A firm will be receiving a semiannual cash flow of Euro20 million. The swap rates in the US and Europe are 4.0% and 4.6%, respectively. The current exchange rate is Euro1.2/$. Identify the appropriate swap needed to convert the periodic euro cash flows to dollar.

I have no idea what this question is asking?

Please help.

each period Company is receiving 20 M Euro.

Wants to convert to $ here. and does not want to suffer the Exchange rate issues.

So company pays the Swap counter party the 20 Mill euro each semi annual period and gets a fixed amount of $ (without suffering the exchange rate issues).

So each period pays 20M Euro as 4.6% as some Principal’s interest payment.

20 / (0.046/2) = Notional Principal in Euro. = 869.565 Mill Euro.

Convert this to Notional in -\> @ 1.2 Euro / => 724.638 Mill $.

Now it receives the 4% rate in USD => 724.638 * 0.04 / 2 = 14.493 Mill $.

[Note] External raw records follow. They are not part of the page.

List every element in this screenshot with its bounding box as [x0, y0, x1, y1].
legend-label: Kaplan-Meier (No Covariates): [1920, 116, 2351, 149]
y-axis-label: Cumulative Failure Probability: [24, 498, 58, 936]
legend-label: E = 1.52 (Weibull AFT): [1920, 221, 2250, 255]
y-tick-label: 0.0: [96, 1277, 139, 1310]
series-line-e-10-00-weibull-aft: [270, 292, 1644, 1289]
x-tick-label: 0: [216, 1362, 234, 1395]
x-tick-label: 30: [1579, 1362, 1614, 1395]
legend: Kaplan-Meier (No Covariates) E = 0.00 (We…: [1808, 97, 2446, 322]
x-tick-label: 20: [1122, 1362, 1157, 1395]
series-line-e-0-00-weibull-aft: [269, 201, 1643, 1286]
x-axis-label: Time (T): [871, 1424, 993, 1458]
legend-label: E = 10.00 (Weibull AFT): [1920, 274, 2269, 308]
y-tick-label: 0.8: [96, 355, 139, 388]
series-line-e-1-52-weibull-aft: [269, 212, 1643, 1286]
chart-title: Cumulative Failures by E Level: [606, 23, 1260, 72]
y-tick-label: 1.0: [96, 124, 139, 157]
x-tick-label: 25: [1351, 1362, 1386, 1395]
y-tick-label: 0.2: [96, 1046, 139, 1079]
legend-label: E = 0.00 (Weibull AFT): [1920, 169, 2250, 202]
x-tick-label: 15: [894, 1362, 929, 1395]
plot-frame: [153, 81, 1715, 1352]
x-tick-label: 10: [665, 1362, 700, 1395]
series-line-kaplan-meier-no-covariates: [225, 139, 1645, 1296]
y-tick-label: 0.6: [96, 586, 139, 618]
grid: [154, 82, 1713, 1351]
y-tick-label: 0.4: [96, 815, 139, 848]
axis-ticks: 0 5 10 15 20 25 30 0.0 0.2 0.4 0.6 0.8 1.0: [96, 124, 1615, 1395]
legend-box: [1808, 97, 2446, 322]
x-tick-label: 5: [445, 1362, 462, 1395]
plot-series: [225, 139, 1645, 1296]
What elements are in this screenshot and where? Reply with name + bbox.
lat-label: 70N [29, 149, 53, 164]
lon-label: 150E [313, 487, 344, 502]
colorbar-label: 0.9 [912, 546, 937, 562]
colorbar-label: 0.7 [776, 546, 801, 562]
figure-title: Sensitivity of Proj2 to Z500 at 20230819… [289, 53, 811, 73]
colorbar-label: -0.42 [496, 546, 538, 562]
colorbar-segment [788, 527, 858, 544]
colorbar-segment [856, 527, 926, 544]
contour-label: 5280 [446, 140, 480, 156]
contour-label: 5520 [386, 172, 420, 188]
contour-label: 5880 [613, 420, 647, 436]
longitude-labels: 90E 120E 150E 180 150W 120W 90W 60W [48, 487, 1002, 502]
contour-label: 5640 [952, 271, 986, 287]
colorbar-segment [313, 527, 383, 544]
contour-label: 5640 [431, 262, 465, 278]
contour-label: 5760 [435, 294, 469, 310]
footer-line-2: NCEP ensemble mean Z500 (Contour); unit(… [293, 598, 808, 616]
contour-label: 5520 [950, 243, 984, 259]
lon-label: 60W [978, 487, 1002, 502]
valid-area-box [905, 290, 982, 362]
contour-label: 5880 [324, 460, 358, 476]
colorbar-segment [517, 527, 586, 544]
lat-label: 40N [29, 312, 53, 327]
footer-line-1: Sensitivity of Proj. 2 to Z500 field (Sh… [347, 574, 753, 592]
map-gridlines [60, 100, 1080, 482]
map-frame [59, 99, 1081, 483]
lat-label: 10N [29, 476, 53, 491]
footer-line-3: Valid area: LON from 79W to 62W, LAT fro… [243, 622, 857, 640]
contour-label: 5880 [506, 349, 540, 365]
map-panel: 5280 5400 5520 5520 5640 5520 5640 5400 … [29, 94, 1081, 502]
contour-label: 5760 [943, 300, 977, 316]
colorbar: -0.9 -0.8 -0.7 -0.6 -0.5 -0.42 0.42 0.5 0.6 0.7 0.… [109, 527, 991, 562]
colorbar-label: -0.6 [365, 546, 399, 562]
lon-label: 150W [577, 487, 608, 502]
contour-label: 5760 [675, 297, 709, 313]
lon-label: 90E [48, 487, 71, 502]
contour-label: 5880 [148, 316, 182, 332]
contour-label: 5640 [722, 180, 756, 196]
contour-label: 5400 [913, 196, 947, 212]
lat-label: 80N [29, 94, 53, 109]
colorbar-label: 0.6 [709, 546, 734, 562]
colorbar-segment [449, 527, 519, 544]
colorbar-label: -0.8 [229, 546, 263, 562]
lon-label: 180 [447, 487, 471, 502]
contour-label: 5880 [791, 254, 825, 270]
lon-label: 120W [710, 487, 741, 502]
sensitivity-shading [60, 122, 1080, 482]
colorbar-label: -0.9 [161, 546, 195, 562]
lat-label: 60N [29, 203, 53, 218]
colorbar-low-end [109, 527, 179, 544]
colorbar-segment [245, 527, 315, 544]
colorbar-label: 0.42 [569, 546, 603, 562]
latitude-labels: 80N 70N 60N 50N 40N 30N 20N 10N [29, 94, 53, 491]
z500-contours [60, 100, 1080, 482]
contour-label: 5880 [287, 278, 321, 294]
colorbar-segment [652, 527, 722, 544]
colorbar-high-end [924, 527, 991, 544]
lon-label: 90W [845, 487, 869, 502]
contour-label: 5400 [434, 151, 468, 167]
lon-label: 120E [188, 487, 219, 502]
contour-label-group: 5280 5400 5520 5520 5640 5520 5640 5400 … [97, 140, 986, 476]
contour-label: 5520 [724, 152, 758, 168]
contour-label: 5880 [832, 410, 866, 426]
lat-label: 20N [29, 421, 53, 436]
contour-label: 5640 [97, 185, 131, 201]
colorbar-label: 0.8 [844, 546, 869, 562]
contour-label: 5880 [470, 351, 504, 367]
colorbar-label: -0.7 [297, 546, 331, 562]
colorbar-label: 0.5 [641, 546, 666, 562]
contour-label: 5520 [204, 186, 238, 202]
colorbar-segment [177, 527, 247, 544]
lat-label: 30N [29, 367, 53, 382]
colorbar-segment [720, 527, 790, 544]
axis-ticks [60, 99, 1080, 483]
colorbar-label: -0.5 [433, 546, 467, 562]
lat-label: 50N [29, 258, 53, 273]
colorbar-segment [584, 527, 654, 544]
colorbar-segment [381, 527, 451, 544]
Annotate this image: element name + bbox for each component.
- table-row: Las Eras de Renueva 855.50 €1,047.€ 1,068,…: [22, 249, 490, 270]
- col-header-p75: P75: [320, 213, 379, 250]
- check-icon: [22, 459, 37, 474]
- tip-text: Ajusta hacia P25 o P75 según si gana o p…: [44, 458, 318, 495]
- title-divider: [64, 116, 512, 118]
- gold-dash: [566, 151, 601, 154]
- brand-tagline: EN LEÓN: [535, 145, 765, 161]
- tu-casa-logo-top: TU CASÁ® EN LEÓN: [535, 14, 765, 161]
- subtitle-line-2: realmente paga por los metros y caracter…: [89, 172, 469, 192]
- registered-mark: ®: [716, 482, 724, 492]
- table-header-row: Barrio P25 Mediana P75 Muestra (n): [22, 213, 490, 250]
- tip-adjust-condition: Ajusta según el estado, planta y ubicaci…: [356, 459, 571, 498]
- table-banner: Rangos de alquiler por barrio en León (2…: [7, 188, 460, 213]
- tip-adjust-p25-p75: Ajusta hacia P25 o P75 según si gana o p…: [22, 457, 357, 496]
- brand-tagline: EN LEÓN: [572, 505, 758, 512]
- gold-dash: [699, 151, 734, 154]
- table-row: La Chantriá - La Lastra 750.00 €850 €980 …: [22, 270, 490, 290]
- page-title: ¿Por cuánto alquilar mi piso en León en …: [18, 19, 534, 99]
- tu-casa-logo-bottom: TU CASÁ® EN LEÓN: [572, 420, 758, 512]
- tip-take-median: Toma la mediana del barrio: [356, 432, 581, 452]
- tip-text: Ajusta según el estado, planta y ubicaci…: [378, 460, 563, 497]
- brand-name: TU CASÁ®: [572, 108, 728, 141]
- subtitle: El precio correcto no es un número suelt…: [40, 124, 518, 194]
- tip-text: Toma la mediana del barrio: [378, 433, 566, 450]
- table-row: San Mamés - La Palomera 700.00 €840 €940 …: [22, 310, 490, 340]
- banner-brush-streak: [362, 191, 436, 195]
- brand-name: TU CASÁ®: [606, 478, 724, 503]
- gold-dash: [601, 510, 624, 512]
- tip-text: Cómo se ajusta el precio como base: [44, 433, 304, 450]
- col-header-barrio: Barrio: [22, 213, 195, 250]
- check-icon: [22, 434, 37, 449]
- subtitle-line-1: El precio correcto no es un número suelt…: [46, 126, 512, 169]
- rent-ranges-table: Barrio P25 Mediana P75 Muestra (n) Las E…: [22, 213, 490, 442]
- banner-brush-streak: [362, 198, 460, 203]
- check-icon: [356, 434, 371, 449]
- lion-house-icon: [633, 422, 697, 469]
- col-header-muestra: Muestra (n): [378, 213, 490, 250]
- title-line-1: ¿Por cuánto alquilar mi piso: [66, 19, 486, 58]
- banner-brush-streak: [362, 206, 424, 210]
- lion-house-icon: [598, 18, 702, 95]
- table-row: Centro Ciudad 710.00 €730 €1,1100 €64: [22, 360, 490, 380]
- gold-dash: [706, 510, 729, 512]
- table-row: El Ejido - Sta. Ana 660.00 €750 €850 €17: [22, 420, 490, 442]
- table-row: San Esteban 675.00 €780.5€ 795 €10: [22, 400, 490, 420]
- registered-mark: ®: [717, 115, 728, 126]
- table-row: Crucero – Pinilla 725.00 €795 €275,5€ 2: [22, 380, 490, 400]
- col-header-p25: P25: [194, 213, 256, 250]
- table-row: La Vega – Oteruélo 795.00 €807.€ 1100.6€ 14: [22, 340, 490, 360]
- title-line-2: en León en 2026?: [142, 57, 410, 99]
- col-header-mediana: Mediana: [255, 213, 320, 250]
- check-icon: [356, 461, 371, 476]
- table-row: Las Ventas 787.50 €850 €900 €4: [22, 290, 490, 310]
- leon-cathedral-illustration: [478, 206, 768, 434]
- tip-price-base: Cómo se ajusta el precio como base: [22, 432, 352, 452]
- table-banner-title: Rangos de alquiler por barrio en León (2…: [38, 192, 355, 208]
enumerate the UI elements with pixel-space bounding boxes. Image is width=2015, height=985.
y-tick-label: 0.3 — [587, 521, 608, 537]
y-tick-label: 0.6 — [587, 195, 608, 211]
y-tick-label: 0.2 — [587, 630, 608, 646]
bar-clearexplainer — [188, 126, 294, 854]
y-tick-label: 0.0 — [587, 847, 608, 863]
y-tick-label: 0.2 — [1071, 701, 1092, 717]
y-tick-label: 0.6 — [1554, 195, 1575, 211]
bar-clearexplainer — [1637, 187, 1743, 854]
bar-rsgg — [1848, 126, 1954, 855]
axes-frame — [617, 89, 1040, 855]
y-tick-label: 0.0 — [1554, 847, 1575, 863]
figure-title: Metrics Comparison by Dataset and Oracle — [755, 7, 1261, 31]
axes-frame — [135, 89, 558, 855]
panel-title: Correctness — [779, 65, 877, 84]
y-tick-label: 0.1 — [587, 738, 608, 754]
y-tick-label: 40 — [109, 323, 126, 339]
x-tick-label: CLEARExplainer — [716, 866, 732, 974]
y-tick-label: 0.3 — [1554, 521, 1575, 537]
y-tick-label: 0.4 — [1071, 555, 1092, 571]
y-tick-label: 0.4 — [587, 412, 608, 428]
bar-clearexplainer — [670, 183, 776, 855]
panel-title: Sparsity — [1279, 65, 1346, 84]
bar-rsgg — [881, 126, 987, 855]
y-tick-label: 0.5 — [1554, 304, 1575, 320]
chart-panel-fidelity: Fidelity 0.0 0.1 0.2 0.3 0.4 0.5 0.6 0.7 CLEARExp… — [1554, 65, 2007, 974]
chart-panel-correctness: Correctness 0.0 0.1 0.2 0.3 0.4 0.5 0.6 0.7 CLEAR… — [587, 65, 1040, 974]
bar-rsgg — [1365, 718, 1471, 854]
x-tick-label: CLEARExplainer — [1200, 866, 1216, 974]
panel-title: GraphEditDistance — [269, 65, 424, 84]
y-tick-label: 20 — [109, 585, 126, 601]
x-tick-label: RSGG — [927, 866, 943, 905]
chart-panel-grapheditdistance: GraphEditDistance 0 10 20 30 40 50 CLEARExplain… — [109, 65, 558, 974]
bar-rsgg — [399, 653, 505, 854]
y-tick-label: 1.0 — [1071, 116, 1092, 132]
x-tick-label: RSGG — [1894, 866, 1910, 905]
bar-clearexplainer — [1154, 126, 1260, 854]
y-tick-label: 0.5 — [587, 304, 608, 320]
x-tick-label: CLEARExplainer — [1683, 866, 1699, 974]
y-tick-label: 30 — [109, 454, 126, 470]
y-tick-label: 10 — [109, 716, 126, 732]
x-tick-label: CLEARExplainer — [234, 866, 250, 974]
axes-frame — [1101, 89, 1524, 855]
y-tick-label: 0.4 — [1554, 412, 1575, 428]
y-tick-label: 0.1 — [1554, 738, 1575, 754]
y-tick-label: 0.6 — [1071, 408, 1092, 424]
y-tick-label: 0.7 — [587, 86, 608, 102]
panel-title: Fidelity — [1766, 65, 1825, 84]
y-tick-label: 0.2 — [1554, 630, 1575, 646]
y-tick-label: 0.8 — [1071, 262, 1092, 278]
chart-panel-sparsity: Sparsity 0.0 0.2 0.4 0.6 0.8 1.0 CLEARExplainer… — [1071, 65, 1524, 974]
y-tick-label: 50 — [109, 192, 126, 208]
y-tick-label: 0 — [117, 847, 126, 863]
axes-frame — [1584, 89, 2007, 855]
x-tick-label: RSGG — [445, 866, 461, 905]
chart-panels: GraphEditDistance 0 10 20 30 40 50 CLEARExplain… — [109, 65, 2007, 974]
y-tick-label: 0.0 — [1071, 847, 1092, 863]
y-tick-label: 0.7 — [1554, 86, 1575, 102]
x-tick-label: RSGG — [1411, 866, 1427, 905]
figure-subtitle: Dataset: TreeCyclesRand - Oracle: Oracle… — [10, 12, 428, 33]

It’s asking, what cash flow in USD will be fair exchange for the cash flow in Euros?

Your (or at least my) first response would be to convert the Euros to USD using the exchange rate.

WRONG!

There is an implicit appreciation of one currency against the other due to the interest rate parity.

So first calculate what the notional principal would be, in Euros, on which you would get this cash flow as interest, using the European interest rate. Then convert that NP to dollars. Then calculate the USD cash flow using the American interest rate on that NP.

And don’t forget the frequency. 4.6% is actually 2.3% twice a year, so use 2.3% for European rate and 2% for American.

Thanks guys.

Very good explaination. I think I got it.

Just another note,

no floating side to this swap right?